Interaction of integrin alphaIIb beta3 with Fibrinogen

The overall shape of integrins is that of a globular 'head' supported by two rod like legs. The ligand-binding pocket is formed by the combination of A-domain or beta-I domain on the beta3 subunit and the putative beta-propeller fold on the alphaIIb subunit in the head regions. The binding of ligand to integrin is also dependent on divalent cations (usually Mn++ or Mg++or Ca++). A conserved motif, the metal ion-dependant adhesion site (MIDAS) is located in the alpha and the beta chains that coordinate the divalent cation at the top of the domain. <br>Active integrin alphaIIb beta3 interacts with a variety of plasma proteins such as fibrinogen, vWF, thrombin, thrombospondin, and fibronectin. The ability of alphaIIbbeta3 to bind fibrinogen plays a crucial role in platelet aggregation and hemostasis. Most of these matrix proteins have integrin binding sites of 3-6 amino acids length, of which the best known are the 'RGD' and 'KGD' motifs. The alpha and beta integrin subunits are both required for ligand binding.
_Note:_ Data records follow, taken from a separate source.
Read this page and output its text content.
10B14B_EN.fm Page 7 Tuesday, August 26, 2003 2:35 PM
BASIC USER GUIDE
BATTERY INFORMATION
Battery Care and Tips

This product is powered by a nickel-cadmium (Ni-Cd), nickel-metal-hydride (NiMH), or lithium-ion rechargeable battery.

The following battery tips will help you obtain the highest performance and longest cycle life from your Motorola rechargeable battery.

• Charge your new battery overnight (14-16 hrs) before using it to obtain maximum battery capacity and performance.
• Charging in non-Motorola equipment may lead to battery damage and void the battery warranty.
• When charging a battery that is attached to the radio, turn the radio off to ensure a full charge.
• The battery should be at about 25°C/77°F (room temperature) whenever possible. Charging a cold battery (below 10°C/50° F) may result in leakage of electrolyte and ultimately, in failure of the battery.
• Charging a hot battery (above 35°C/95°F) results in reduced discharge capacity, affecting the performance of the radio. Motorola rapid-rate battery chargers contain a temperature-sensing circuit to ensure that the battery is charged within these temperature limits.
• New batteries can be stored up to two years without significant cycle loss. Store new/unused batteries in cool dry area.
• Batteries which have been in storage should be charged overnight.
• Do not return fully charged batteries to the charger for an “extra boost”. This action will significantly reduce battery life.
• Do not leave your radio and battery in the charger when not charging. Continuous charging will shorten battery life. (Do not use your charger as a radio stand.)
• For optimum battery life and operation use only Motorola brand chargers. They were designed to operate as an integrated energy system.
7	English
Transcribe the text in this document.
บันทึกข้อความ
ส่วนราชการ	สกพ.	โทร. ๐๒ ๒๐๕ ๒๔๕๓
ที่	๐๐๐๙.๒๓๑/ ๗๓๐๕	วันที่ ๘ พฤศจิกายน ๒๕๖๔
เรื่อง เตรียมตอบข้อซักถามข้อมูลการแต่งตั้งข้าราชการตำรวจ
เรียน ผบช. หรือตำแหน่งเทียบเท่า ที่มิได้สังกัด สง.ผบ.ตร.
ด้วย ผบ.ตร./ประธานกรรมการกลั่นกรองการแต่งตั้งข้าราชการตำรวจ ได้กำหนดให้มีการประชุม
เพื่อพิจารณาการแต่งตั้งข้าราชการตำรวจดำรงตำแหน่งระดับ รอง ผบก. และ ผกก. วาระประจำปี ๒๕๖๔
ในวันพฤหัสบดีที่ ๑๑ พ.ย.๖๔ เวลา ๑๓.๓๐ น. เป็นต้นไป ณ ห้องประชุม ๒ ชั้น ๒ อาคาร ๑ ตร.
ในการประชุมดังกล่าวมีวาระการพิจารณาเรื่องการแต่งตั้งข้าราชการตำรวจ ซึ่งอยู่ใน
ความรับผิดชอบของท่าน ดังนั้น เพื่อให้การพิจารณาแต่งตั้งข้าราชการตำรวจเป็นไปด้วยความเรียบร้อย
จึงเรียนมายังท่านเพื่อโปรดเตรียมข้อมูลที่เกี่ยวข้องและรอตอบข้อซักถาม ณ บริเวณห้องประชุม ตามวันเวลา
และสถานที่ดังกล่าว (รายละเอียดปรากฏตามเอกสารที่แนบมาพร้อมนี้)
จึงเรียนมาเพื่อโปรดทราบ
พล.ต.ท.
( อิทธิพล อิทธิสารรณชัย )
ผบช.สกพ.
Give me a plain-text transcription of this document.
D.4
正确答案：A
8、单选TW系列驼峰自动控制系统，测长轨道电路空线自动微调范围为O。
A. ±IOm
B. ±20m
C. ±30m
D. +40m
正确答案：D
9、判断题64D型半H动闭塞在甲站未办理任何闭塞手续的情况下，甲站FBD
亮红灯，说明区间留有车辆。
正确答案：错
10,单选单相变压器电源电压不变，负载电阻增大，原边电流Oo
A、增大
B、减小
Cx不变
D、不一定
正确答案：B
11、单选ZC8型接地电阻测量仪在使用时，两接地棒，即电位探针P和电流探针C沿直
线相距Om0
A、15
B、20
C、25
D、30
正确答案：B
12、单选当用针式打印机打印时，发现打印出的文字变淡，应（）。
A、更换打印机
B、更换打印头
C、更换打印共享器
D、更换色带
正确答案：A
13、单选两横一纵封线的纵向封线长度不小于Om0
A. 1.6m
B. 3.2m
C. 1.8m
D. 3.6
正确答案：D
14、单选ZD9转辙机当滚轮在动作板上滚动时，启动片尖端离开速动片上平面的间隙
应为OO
整合素的整体构型呈球形‘头部’，由两根棒状腿支撑。配体结合口袋由β3亚基上的A域或β-I域以及头部区域αIIb亚基上的假定的β-螺旋折叠相结合形成。配体与整合素的结合亦依赖于二价阳离子（通常为Mn++、Mg++或Ca++）。保守的基序，即金属离子依赖性粘附位点（MIDAS），位于α链和β链中，这些链在域顶部协调二价阳离子。活性整合素αIIbβ3与多种血浆蛋白相互作用，如纤维蛋白原、vWF、凝血酶、血栓生成素和纤连蛋白。αIIbbeta3结合纤维蛋白原的能力在血小板聚集和止血过程中发挥着至关重要的作用。大多数这些基质蛋白具有3-6个氨基酸长度的整合素结合位点，其中最著名的是‘RGD’和‘KGD’基序。α和β整合素亚基均为配体结合所必需。